ABCON President, Alhaji Aminu Gwadabe, was quoted in a statement to have said the advice followed a circular from the Other Financial Institutions (OFIs) Department of CBN, directing all OFIs including BDCs to adopt corporate e-mails for their communication with the apex bank.
He said: “We are also glad to inform the gathering that over 1,000 BDCs in the South-west have been integrated with the new CBN Forex return rendition platform. In due course, our members in the other zones shall be integrated to achieve online real time return rendition to CBN from the comfort of their offices.”
Gwadabe, said ABCON proactiveness in the automation of its members’ operations, had paid off, as all BDCs now have opportunity to re-active their official e-mails on the ABCON platform.
“ABCON advises all members to activate their emails on the automation platform to enable them comply with the CBN circular. All members are to visit national and zonal secretariats for further enquiry and assistance, where necessary,” he added.
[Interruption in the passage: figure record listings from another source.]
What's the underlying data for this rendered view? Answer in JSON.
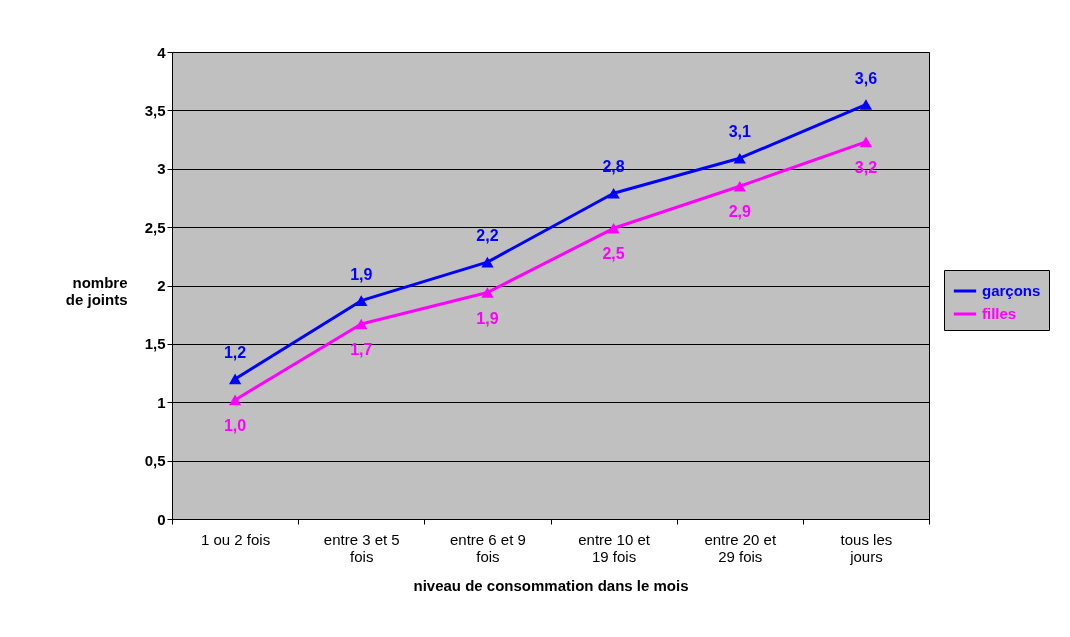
{
  "chart_data": {
    "type": "line",
    "xlabel": "niveau de consommation dans le mois",
    "ylabel": "nombre de joints",
    "categories": [
      "1 ou 2 fois",
      "entre 3 et 5 fois",
      "entre 6 et 9 fois",
      "entre 10 et 19 fois",
      "entre 20 et 29 fois",
      "tous les jours"
    ],
    "series": [
      {
        "name": "garçons",
        "color": "#0000ff",
        "values": [
          1.2,
          1.87,
          2.2,
          2.79,
          3.09,
          3.55
        ],
        "value_labels": [
          "1,2",
          "1,9",
          "2,2",
          "2,8",
          "3,1",
          "3,6"
        ]
      },
      {
        "name": "filles",
        "color": "#ff00ff",
        "values": [
          1.02,
          1.67,
          1.94,
          2.49,
          2.85,
          3.23
        ],
        "value_labels": [
          "1,0",
          "1,7",
          "1,9",
          "2,5",
          "2,9",
          "3,2"
        ]
      }
    ],
    "ylim": [
      0,
      4
    ],
    "yticks": [
      0,
      {
        "value": 0.5,
        "label": "0,5"
      },
      1,
      {
        "value": 1.5,
        "label": "1,5"
      },
      2,
      {
        "value": 2.5,
        "label": "2,5"
      },
      3,
      {
        "value": 3.5,
        "label": "3,5"
      },
      4
    ],
    "grid": "y",
    "legend": "right",
    "marker": "triangle",
    "line_style": "solid"
  }
}
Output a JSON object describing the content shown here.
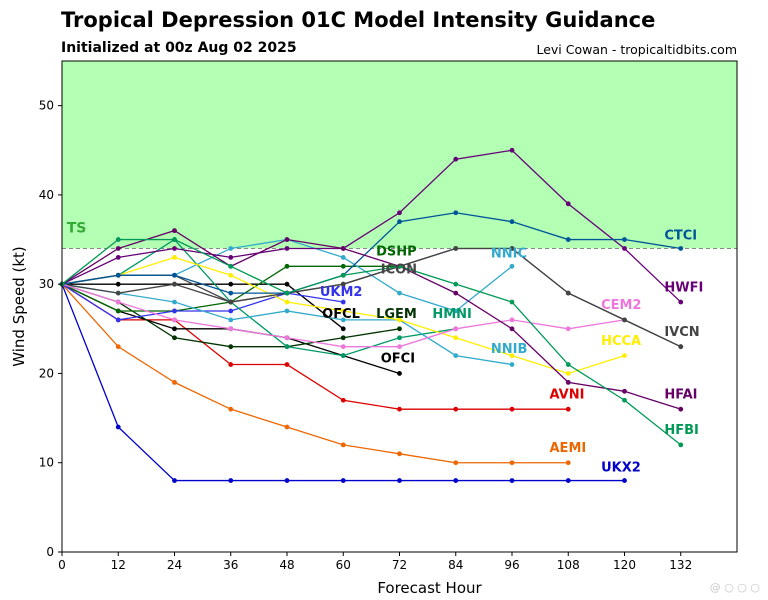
{
  "page": {
    "title": "Tropical Depression 01C Model Intensity Guidance",
    "subtitle": "Initialized at 00z Aug 02 2025",
    "credit": "Levi Cowan - tropicaltidbits.com"
  },
  "chart_data": {
    "type": "line",
    "xlabel": "Forecast Hour",
    "ylabel": "Wind Speed (kt)",
    "xlim": [
      0,
      144
    ],
    "ylim": [
      0,
      55
    ],
    "xticks": [
      0,
      12,
      24,
      36,
      48,
      60,
      72,
      84,
      96,
      108,
      120,
      132
    ],
    "yticks": [
      0,
      10,
      20,
      30,
      40,
      50
    ],
    "grid": false,
    "band": {
      "y_from": 34,
      "y_to": 55,
      "color": "#b3ffb3",
      "label": "TS",
      "label_color": "#33aa33"
    },
    "series": [
      {
        "name": "UKX2",
        "color": "#0000cc",
        "x": [
          0,
          12,
          24,
          36,
          48,
          60,
          72,
          84,
          96,
          108,
          120
        ],
        "y": [
          30,
          14,
          8,
          8,
          8,
          8,
          8,
          8,
          8,
          8,
          8
        ],
        "label_at": [
          115,
          9
        ]
      },
      {
        "name": "AEMI",
        "color": "#ee6600",
        "x": [
          0,
          12,
          24,
          36,
          48,
          60,
          72,
          84,
          96,
          108
        ],
        "y": [
          30,
          23,
          19,
          16,
          14,
          12,
          11,
          10,
          10,
          10
        ],
        "label_at": [
          104,
          11.2
        ]
      },
      {
        "name": "AVNI",
        "color": "#dd0000",
        "x": [
          0,
          12,
          24,
          36,
          48,
          60,
          72,
          84,
          96,
          108
        ],
        "y": [
          30,
          26,
          26,
          21,
          21,
          17,
          16,
          16,
          16,
          16
        ],
        "label_at": [
          104,
          17.2
        ]
      },
      {
        "name": "OFCI",
        "color": "#000000",
        "x": [
          0,
          12,
          24,
          36,
          48,
          60,
          72
        ],
        "y": [
          30,
          27,
          25,
          25,
          24,
          22,
          20
        ],
        "label_at": [
          68,
          21.2
        ]
      },
      {
        "name": "OFCL",
        "color": "#000000",
        "x": [
          0,
          12,
          24,
          36,
          48,
          60
        ],
        "y": [
          30,
          30,
          30,
          30,
          30,
          25
        ],
        "label_at": [
          55.5,
          26.2
        ]
      },
      {
        "name": "LGEM",
        "color": "#003300",
        "x": [
          0,
          12,
          24,
          36,
          48,
          60,
          72
        ],
        "y": [
          30,
          28,
          24,
          23,
          23,
          24,
          25
        ],
        "label_at": [
          67,
          26.2
        ]
      },
      {
        "name": "DSHP",
        "color": "#006600",
        "x": [
          0,
          12,
          24,
          36,
          48,
          60,
          72
        ],
        "y": [
          30,
          27,
          27,
          28,
          32,
          32,
          32
        ],
        "label_at": [
          67,
          33.2
        ]
      },
      {
        "name": "UKM2",
        "color": "#3333ee",
        "x": [
          0,
          12,
          24,
          36,
          48,
          60
        ],
        "y": [
          30,
          26,
          27,
          27,
          29,
          28
        ],
        "label_at": [
          55,
          28.7
        ]
      },
      {
        "name": "HMNI",
        "color": "#009966",
        "x": [
          0,
          12,
          24,
          36,
          48,
          60,
          72,
          84
        ],
        "y": [
          30,
          31,
          35,
          28,
          23,
          22,
          24,
          25
        ],
        "label_at": [
          79,
          26.2
        ]
      },
      {
        "name": "NNIC",
        "color": "#33aacc",
        "x": [
          0,
          12,
          24,
          36,
          48,
          60,
          72,
          84,
          96
        ],
        "y": [
          30,
          31,
          31,
          34,
          35,
          33,
          29,
          27,
          32
        ],
        "label_at": [
          91.5,
          33
        ]
      },
      {
        "name": "NNIB",
        "color": "#33aacc",
        "x": [
          0,
          12,
          24,
          36,
          48,
          60,
          72,
          84,
          96
        ],
        "y": [
          30,
          29,
          28,
          26,
          27,
          26,
          26,
          22,
          21
        ],
        "label_at": [
          91.5,
          22.3
        ]
      },
      {
        "name": "ICON",
        "color": "#444444",
        "x": [
          0,
          12,
          24,
          36,
          48,
          60,
          72,
          84,
          96,
          108,
          120,
          132
        ],
        "y": [
          30,
          29,
          30,
          28,
          29,
          30,
          32,
          34,
          34,
          29,
          26,
          23
        ],
        "label_at": [
          68,
          31.2
        ]
      },
      {
        "name": "HCCA",
        "color": "#ffee00",
        "x": [
          0,
          12,
          24,
          36,
          48,
          60,
          72,
          84,
          96,
          108,
          120
        ],
        "y": [
          30,
          31,
          33,
          31,
          28,
          27,
          26,
          24,
          22,
          20,
          22
        ],
        "label_at": [
          115,
          23.2
        ]
      },
      {
        "name": "CEM2",
        "color": "#ee77dd",
        "x": [
          0,
          12,
          24,
          36,
          48,
          60,
          72,
          84,
          96,
          108,
          120
        ],
        "y": [
          30,
          28,
          26,
          25,
          24,
          23,
          23,
          25,
          26,
          25,
          26
        ],
        "label_at": [
          115,
          27.2
        ]
      },
      {
        "name": "IVCN",
        "color": "#444444",
        "x": [
          0,
          12,
          24,
          36,
          48,
          60,
          72,
          84,
          96,
          108,
          120,
          132
        ],
        "y": [
          30,
          31,
          31,
          28,
          29,
          30,
          32,
          34,
          34,
          29,
          26,
          23
        ],
        "label_at": [
          128.5,
          24.2
        ]
      },
      {
        "name": "HWFI",
        "color": "#660077",
        "x": [
          0,
          12,
          24,
          36,
          48,
          60,
          72,
          84,
          96,
          108,
          120,
          132
        ],
        "y": [
          30,
          33,
          34,
          33,
          34,
          34,
          38,
          44,
          45,
          39,
          34,
          28
        ],
        "label_at": [
          128.5,
          29.2
        ]
      },
      {
        "name": "CTCI",
        "color": "#005599",
        "x": [
          0,
          12,
          24,
          36,
          48,
          60,
          72,
          84,
          96,
          108,
          120,
          132
        ],
        "y": [
          30,
          31,
          31,
          29,
          29,
          31,
          37,
          38,
          37,
          35,
          35,
          34
        ],
        "label_at": [
          128.5,
          35
        ]
      },
      {
        "name": "HFAI",
        "color": "#660066",
        "x": [
          0,
          12,
          24,
          36,
          48,
          60,
          72,
          84,
          96,
          108,
          120,
          132
        ],
        "y": [
          30,
          34,
          36,
          32,
          35,
          34,
          32,
          29,
          25,
          19,
          18,
          16
        ],
        "label_at": [
          128.5,
          17.2
        ]
      },
      {
        "name": "HFBI",
        "color": "#009955",
        "x": [
          0,
          12,
          24,
          36,
          48,
          60,
          72,
          84,
          96,
          108,
          120,
          132
        ],
        "y": [
          30,
          35,
          35,
          32,
          29,
          31,
          32,
          30,
          28,
          21,
          17,
          12
        ],
        "label_at": [
          128.5,
          13.2
        ]
      }
    ]
  },
  "watermark": "@ ○ ○ ○"
}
The ABCON boss said the rising threats of cyber-security attacks on the financial system means that all stakeholders, including BDCs must be proactive to protect their data, businesses, reputation and overall operations from cyber attackers.
He said e-mails have remained the weakest link on cyberattacks and BDCs under his leadership will continue to upgrade their IT systems to ensure that they are ahead of the cyber criminals.
He said banks, OFIs, digital wallets and remittance players are prime targets by cyber criminals seeking quick monetisation of stolen credentials.
“It is therefore important that we do not relent in our efforts at protecting this space and increasing public confidence in financial system,” he said.
Gwadabe, backed the OFIs Department of CBN on the policy shift, agreeing with the regulator that most cyberattacks involve the use of web or internet-based emails to send malicious software or viruses that compromise the data and IT systems of organisations. This, he said, has attendant negative impact on the confidentiality, integrity and availability of critical information assets.
He urged OFIs with corporate e-mails to comply with the CBN directive by making regulatory submissions and communicating with the regulator via e-mails as the apex bank has restricted all web-based e-mails from its domain, adding that compliance is compulsory.